Elijah was discouraged! He felt lost. Elijah—that fiery, stormy prophet—after all the experiences of God’s grace and provision for him ran for his life and ended up in the wilderness feeling lost and alone. How could that be? Well, for one thing, Elijah was human. He was exhausted. He had hoped everything would be fixed, would be behind him. But, of course, there are seldom permanent victories. Most of the time, other problems arise that must be overcome—just to maintain what was gained in previous success. Elijah, to put it another way, was “burned out” and he was discouraged and he was feeling lost.

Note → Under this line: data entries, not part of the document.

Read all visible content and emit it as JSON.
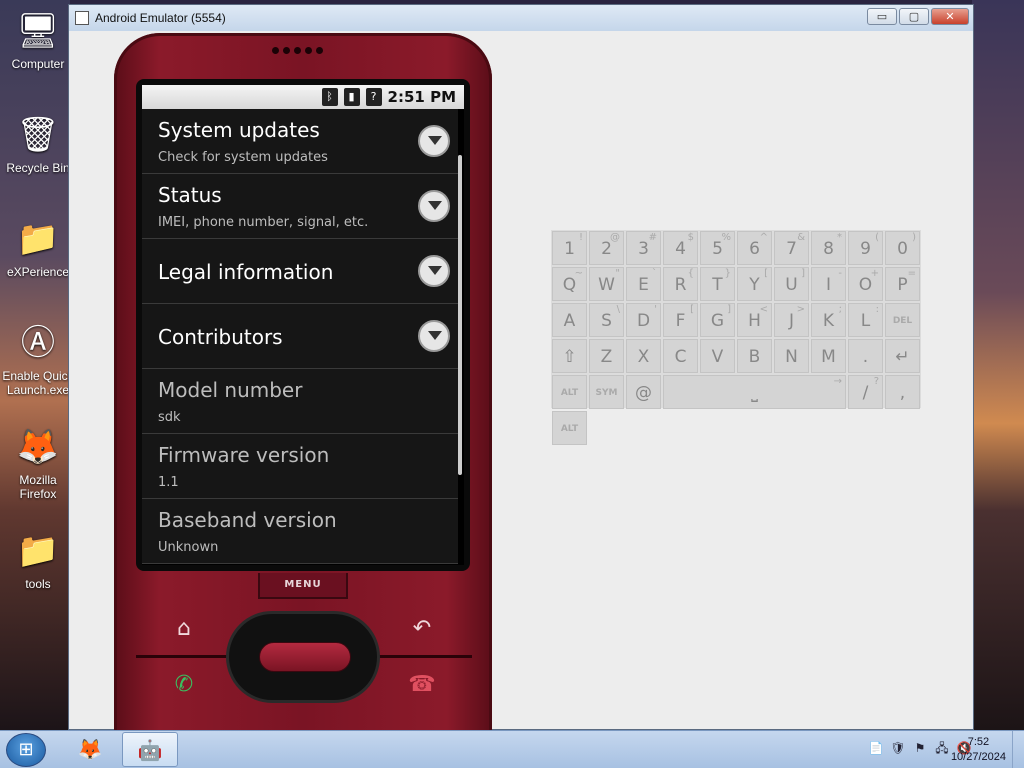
{
  "desktop": {
    "icons": [
      {
        "label": "Computer",
        "glyph": "🖥"
      },
      {
        "label": "Recycle Bin",
        "glyph": "🗑"
      },
      {
        "label": "eXPerience",
        "glyph": "📁"
      },
      {
        "label": "Enable Quick Launch.exe",
        "glyph": "Ⓐ"
      },
      {
        "label": "Mozilla Firefox",
        "glyph": "🦊"
      },
      {
        "label": "tools",
        "glyph": "📁"
      }
    ]
  },
  "window": {
    "title": "Android Emulator (5554)",
    "minimize": "▭",
    "maximize": "▢",
    "close": "✕"
  },
  "phone": {
    "status": {
      "bluetooth": "ᛒ",
      "signal": "▮",
      "unknown": "?",
      "time": "2:51 PM"
    },
    "settings": [
      {
        "title": "System updates",
        "subtitle": "Check for system updates"
      },
      {
        "title": "Status",
        "subtitle": "IMEI, phone number, signal, etc."
      },
      {
        "title": "Legal information",
        "subtitle": ""
      },
      {
        "title": "Contributors",
        "subtitle": ""
      },
      {
        "title": "Model number",
        "subtitle": "sdk"
      },
      {
        "title": "Firmware version",
        "subtitle": "1.1"
      },
      {
        "title": "Baseband version",
        "subtitle": "Unknown"
      }
    ],
    "menu_label": "MENU",
    "home_glyph": "⌂",
    "back_glyph": "↶",
    "call_glyph": "✆",
    "end_glyph": "☎"
  },
  "keyboard": {
    "rows": [
      [
        [
          "1",
          "!"
        ],
        [
          "2",
          "@"
        ],
        [
          "3",
          "#"
        ],
        [
          "4",
          "$"
        ],
        [
          "5",
          "%"
        ],
        [
          "6",
          "^"
        ],
        [
          "7",
          "&"
        ],
        [
          "8",
          "*"
        ],
        [
          "9",
          "("
        ],
        [
          "0",
          ")"
        ]
      ],
      [
        [
          "Q",
          "~"
        ],
        [
          "W",
          "\""
        ],
        [
          "E",
          "`"
        ],
        [
          "R",
          "{"
        ],
        [
          "T",
          "}"
        ],
        [
          "Y",
          "["
        ],
        [
          "U",
          "]"
        ],
        [
          "I",
          "-"
        ],
        [
          "O",
          "+"
        ],
        [
          "P",
          "="
        ]
      ],
      [
        [
          "A",
          ""
        ],
        [
          "S",
          "\\"
        ],
        [
          "D",
          "'"
        ],
        [
          "F",
          "["
        ],
        [
          "G",
          "]"
        ],
        [
          "H",
          "<"
        ],
        [
          "J",
          ">"
        ],
        [
          "K",
          ";"
        ],
        [
          "L",
          ":"
        ],
        [
          "DEL",
          ""
        ]
      ],
      [
        [
          "⇧",
          ""
        ],
        [
          "Z",
          ""
        ],
        [
          "X",
          ""
        ],
        [
          "C",
          ""
        ],
        [
          "V",
          ""
        ],
        [
          "B",
          ""
        ],
        [
          "N",
          ""
        ],
        [
          "M",
          ""
        ],
        [
          ".",
          ""
        ],
        [
          "↵",
          ""
        ]
      ],
      [
        [
          "ALT",
          ""
        ],
        [
          "SYM",
          ""
        ],
        [
          "@",
          ""
        ],
        [
          "⎵",
          "→"
        ],
        [
          "/",
          "?"
        ],
        [
          ",",
          ""
        ],
        [
          "ALT",
          ""
        ]
      ]
    ]
  },
  "taskbar": {
    "firefox_glyph": "🦊",
    "android_glyph": "🤖",
    "tray": [
      "📄",
      "🛡",
      "⚑",
      "🖧",
      "🔇"
    ],
    "time": "7:52",
    "date": "10/27/2024"
  }
}
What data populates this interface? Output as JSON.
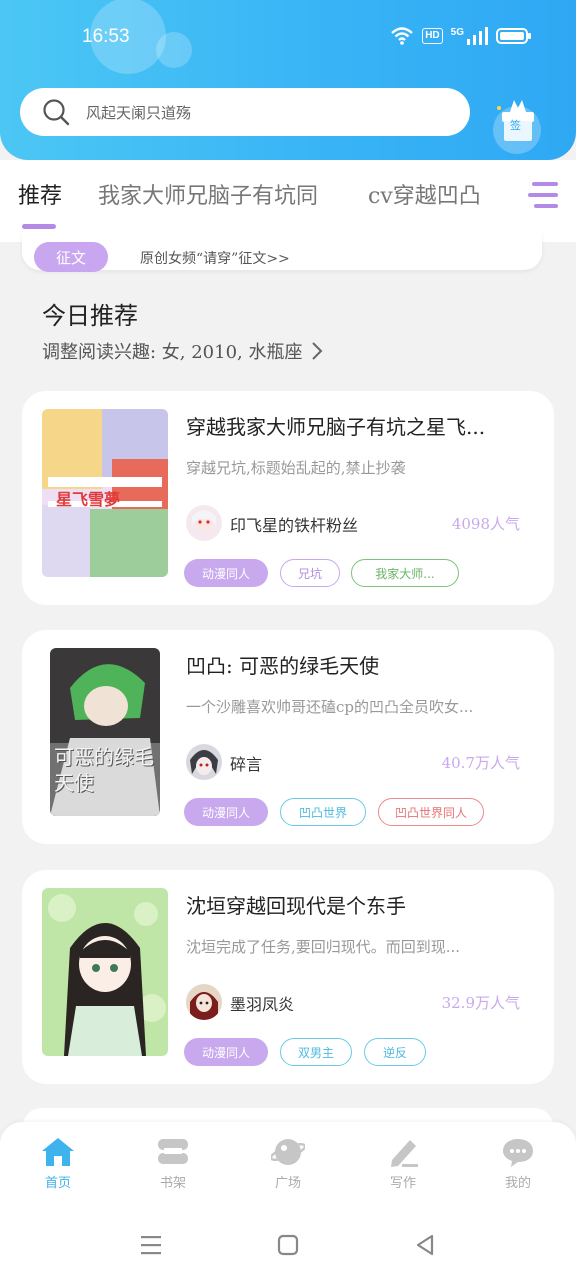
{
  "status_bar": {
    "time": "16:53",
    "hd": "HD",
    "signal": "5G"
  },
  "search": {
    "placeholder": "风起天阑只道殇"
  },
  "checkin": {
    "label": "签"
  },
  "tabs": [
    {
      "label": "推荐",
      "active": true
    },
    {
      "label": "我家大师兄脑子有坑同"
    },
    {
      "label": "cv穿越凹凸"
    }
  ],
  "notice": {
    "badge": "征文",
    "text": "原创女频“请穿”征文>>"
  },
  "section": {
    "title": "今日推荐",
    "subtitle": "调整阅读兴趣: 女, 2010, 水瓶座"
  },
  "books": [
    {
      "title": "穿越我家大师兄脑子有坑之星飞...",
      "desc": "穿越兄坑,标题始乱起的,禁止抄袭",
      "author": "印飞星的铁杆粉丝",
      "popularity": "4098人气",
      "cover_text": "星飞雪夢",
      "tags": [
        {
          "label": "动漫同人",
          "style": "filled"
        },
        {
          "label": "兄坑",
          "style": "purple"
        },
        {
          "label": "我家大师...",
          "style": "green"
        }
      ]
    },
    {
      "title": "凹凸: 可恶的绿毛天使",
      "desc": "一个沙雕喜欢帅哥还磕cp的凹凸全员吹女...",
      "author": "碎言",
      "popularity": "40.7万人气",
      "cover_text": "可恶的绿毛天使",
      "tags": [
        {
          "label": "动漫同人",
          "style": "filled"
        },
        {
          "label": "凹凸世界",
          "style": "blue"
        },
        {
          "label": "凹凸世界同人",
          "style": "red"
        }
      ]
    },
    {
      "title": "沈垣穿越回现代是个东手",
      "desc": "沈垣完成了任务,要回归现代。而回到现...",
      "author": "墨羽凤炎",
      "popularity": "32.9万人气",
      "cover_text": "",
      "tags": [
        {
          "label": "动漫同人",
          "style": "filled"
        },
        {
          "label": "双男主",
          "style": "blue"
        },
        {
          "label": "逆反",
          "style": "blue"
        }
      ]
    }
  ],
  "bottom_nav": [
    {
      "label": "首页",
      "icon": "home-icon",
      "active": true
    },
    {
      "label": "书架",
      "icon": "bookshelf-icon"
    },
    {
      "label": "广场",
      "icon": "plaza-icon"
    },
    {
      "label": "写作",
      "icon": "write-icon"
    },
    {
      "label": "我的",
      "icon": "profile-icon"
    }
  ],
  "colors": {
    "header": "#37b3f6",
    "accent_purple": "#c9a9ee",
    "active_blue": "#3fb3ee"
  }
}
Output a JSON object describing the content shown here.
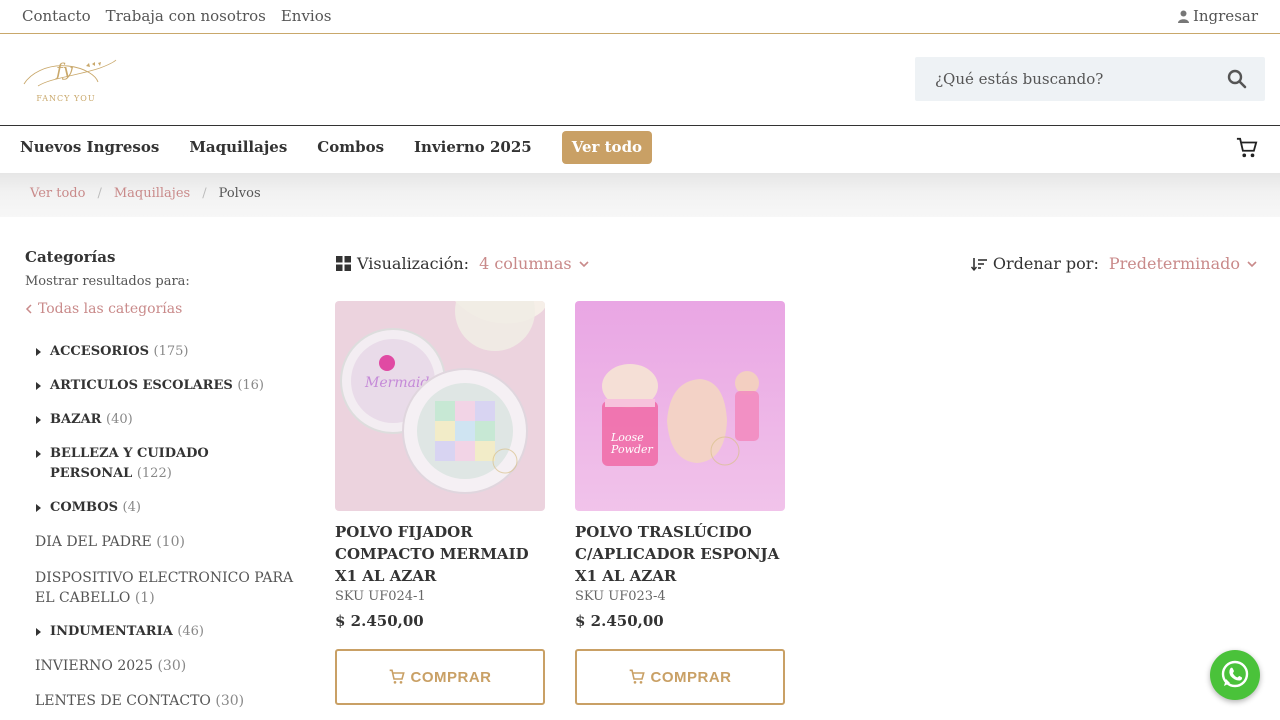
{
  "topbar": {
    "links": [
      "Contacto",
      "Trabaja con nosotros",
      "Envios"
    ],
    "login_label": "Ingresar"
  },
  "header": {
    "logo_text": "FANCY YOU",
    "search_placeholder": "¿Qué estás buscando?"
  },
  "nav": {
    "items": [
      "Nuevos Ingresos",
      "Maquillajes",
      "Combos",
      "Invierno 2025"
    ],
    "cta_label": "Ver todo"
  },
  "breadcrumb": {
    "items": [
      "Ver todo",
      "Maquillajes"
    ],
    "current": "Polvos"
  },
  "sidebar": {
    "title": "Categorías",
    "subtitle": "Mostrar resultados para:",
    "all_label": "Todas las categorías",
    "categories": [
      {
        "name": "ACCESORIOS",
        "count": "(175)"
      },
      {
        "name": "ARTICULOS ESCOLARES",
        "count": "(16)"
      },
      {
        "name": "BAZAR",
        "count": "(40)"
      },
      {
        "name": "BELLEZA Y CUIDADO PERSONAL",
        "count": "(122)"
      },
      {
        "name": "COMBOS",
        "count": "(4)"
      },
      {
        "name": "DIA DEL PADRE",
        "count": "(10)"
      },
      {
        "name": "DISPOSITIVO ELECTRONICO PARA EL CABELLO",
        "count": "(1)"
      },
      {
        "name": "INDUMENTARIA",
        "count": "(46)"
      },
      {
        "name": "INVIERNO 2025",
        "count": "(30)"
      },
      {
        "name": "LENTES DE CONTACTO",
        "count": "(30)"
      }
    ]
  },
  "toolbar": {
    "view_label": "Visualización:",
    "view_value": "4 columnas",
    "sort_label": "Ordenar por:",
    "sort_value": "Predeterminado"
  },
  "products": [
    {
      "name": "POLVO FIJADOR COMPACTO MERMAID X1 AL AZAR",
      "sku": "SKU UF024-1",
      "price": "$  2.450,00",
      "buy_label": "COMPRAR"
    },
    {
      "name": "POLVO TRASLÚCIDO C/APLICADOR ESPONJA X1 AL AZAR",
      "sku": "SKU UF023-4",
      "price": "$  2.450,00",
      "buy_label": "COMPRAR"
    }
  ],
  "colors": {
    "accent_gold": "#c9a065",
    "link_pink": "#c98a8a",
    "whatsapp_green": "#4ac23a"
  }
}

Elijah’s experience is part of our common human condition. Sometimes we feel lost. That feeling for Elijah came after
- a time of intense and productive activity
- relational conflict
- physical exhaustion
- a major success
- and a huge disappointment.
When the text says Elijah “got up and fled for his life,” some commentators believe the meaning of the Hebrew is more accurately “he got up and went for his soul.” He was fleeing Jezebel, but he also going for his soul. He found nourishment for his body and soul and made his way to Mount Horeb where he eventually heard the “still small voice” of God speaking to him, comforting him, encouraging him, and prodding him on to reengage with life.
Have you had the experience of feeling burned out and just tired? The story of Elijah can be our story, in a way. God is present with us even in those difficult times to nourish our souls and remind us that we are not alone.
Thank you for sharing this early moment of your day with me, with God, and with the words and music that I hope you will carry with you throughout the coming day and night.
I am so grateful for you, for our church, and for the Love that will see us all through this very difficult time. Please stay safe and well and we’ll be together again in spirit tomorrow morning!